Walter Benjamin in his essay, The Task of the Translator (1921) seeks to understand translation as a form of art; his primary concern is to consider what happens when one language passes into another (i.e., is ‘othered’). The founding premise of this essay is ‘translation is a form’, by which he means that translation is a genuine form of writing alongside poetry, rather than merely secondary or derivative of literary art. How do you use translation in your own work? How do you use different forms of art-making, poetry, photography, writing, but also how do you relate to other languages, in this case, Hindi? It is a language which – unlike rail travel – does not endure for the sake of the poor and the elites to share as the same platform. Hindi – while recognised as the official national language – can hardly be described as hegemonic in India. 

I am at the very early stages of learning Hindi myself and for that reason it has a unique place in this project. I’m perhaps able to experience it more visually, to relate to it and use it at the moment, in ways that will be inaccessible to me when (as I hope will be the case) I eventually become almost fluent. 

As a bilingual speaker, Aarav relates his everyday life in English, but ‘lapses’ into Hindi when, for instance, he is swearing. I make sparing use of the Devanagari script in Reversed Curses. In part, I am trying to recreate for my audience, of whom I assume a good knowledge of English but none of Hindi, some of my very first experiences of seeing Devanagari as it is used in everyday Indian life. I want to capture some of the mixture of confusion and excitement that a foreign language can create. Devanagari has a very visual role here: I am playing on the fact that it hangs underneath the baseline and is in that sense the ‘reverse’ of English and European languages, which sit on top of it. 

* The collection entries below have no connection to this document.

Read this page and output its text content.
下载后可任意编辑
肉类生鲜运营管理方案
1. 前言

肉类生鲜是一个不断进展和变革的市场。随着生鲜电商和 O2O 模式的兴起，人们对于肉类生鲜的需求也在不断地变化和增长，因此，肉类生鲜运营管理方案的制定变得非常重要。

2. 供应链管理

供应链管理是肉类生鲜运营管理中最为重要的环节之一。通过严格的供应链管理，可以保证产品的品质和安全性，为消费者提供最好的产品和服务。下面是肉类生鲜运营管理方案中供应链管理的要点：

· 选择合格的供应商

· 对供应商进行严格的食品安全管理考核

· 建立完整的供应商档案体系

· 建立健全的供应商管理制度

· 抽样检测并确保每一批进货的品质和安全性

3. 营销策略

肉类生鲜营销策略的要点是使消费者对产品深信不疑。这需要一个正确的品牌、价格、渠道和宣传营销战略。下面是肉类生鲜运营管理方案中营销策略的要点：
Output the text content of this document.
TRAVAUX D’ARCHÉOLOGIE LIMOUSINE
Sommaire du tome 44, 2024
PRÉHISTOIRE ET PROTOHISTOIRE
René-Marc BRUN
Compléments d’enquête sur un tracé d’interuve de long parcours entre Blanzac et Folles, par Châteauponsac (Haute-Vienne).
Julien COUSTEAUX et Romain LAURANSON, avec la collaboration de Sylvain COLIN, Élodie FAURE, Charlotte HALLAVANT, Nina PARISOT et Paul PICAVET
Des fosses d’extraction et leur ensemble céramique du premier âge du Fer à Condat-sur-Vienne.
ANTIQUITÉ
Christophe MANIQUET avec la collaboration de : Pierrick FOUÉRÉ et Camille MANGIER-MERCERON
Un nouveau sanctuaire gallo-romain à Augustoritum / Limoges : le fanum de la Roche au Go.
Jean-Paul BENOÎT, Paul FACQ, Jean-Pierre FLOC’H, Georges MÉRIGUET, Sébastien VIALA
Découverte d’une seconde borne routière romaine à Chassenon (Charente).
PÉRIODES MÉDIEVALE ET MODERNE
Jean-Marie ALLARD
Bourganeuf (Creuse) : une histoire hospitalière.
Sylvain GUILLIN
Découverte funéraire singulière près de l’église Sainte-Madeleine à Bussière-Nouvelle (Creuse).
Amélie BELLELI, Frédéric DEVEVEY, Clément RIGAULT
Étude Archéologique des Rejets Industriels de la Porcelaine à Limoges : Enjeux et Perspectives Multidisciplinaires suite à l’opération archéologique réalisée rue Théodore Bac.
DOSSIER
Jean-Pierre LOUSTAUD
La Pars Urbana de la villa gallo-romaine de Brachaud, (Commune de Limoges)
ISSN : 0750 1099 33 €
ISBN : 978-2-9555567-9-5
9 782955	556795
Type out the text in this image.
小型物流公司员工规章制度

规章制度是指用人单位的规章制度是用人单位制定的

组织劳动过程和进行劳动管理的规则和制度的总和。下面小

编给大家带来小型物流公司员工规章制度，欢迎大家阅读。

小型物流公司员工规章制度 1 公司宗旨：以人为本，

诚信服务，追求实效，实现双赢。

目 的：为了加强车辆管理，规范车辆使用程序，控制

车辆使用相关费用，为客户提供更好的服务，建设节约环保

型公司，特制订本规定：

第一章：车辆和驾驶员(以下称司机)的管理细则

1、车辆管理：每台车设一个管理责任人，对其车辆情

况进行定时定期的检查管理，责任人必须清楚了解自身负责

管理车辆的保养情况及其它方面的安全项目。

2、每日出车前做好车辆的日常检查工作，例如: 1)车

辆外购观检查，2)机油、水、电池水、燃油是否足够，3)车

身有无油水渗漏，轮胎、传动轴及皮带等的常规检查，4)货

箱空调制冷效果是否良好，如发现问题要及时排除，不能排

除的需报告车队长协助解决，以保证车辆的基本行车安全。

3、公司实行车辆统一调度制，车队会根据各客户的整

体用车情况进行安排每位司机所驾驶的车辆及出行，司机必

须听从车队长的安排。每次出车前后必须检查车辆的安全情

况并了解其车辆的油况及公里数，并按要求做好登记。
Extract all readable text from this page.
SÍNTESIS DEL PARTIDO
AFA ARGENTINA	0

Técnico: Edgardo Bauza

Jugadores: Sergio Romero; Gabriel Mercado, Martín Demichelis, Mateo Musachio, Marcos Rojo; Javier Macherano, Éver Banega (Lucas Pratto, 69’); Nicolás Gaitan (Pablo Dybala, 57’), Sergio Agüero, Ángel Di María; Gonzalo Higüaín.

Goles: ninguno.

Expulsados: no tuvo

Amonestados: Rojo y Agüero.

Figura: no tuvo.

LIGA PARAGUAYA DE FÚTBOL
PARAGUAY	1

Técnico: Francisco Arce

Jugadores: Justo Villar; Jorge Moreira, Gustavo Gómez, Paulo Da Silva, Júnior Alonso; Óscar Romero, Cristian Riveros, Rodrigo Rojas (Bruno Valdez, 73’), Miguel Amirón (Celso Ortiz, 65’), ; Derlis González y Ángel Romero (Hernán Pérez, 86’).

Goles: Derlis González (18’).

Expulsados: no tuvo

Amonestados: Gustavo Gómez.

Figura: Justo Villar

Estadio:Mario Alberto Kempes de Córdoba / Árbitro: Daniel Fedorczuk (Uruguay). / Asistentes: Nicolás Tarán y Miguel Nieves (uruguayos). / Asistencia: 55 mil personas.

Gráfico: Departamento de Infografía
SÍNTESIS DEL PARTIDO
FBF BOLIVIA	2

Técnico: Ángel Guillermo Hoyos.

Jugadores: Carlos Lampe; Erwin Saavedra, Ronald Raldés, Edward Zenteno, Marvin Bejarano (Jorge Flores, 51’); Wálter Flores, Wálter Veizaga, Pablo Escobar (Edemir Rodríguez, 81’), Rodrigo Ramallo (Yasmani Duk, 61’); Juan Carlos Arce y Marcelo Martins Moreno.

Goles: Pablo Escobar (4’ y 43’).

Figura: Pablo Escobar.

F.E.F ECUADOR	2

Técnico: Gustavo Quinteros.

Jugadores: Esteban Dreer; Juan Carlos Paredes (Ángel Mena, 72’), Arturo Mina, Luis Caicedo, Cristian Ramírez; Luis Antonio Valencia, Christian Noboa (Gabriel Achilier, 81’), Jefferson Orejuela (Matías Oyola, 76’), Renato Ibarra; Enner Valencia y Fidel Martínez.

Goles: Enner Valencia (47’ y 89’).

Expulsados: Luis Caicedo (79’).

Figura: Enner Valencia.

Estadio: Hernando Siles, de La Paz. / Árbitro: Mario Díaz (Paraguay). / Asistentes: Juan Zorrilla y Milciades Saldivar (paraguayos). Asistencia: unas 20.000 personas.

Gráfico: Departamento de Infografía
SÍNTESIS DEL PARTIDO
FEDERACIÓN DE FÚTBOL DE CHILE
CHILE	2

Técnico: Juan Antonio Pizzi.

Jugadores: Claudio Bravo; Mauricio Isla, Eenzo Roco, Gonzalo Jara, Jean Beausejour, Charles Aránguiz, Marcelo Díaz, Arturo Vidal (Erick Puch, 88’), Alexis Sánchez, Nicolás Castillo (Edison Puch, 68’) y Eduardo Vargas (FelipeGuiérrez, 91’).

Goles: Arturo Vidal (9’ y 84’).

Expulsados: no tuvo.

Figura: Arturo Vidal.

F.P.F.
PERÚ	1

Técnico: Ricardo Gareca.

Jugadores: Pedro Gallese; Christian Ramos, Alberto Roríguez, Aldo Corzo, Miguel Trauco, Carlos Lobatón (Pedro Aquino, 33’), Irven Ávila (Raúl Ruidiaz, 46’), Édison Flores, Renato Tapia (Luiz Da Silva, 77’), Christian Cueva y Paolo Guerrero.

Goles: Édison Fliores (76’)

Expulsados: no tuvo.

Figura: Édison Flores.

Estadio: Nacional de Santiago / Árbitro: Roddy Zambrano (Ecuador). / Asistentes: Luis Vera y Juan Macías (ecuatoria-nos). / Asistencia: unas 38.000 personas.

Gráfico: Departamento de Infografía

I suppose I work with translation in one form or another all the time: mostly words into images and vice versa. I made an artwork (a photograph combined with a poem) a few years ago, in my series Halcyon Song, called ‘Where the Heart Opens’. I drew the title from this wonderful quote from Camus, “A man’s work is nothing but this slow trek to rediscover, through the detours of art, those two or three great and simple images in whose presence his heart first opened.” To counter complexity, I try to always keep in mind that you must connect with your audience on certain simple, almost primal levels. This idea relates strongly to translation for me because it is about retaining essence: something that will go deeper than words, shades, forms, or colours.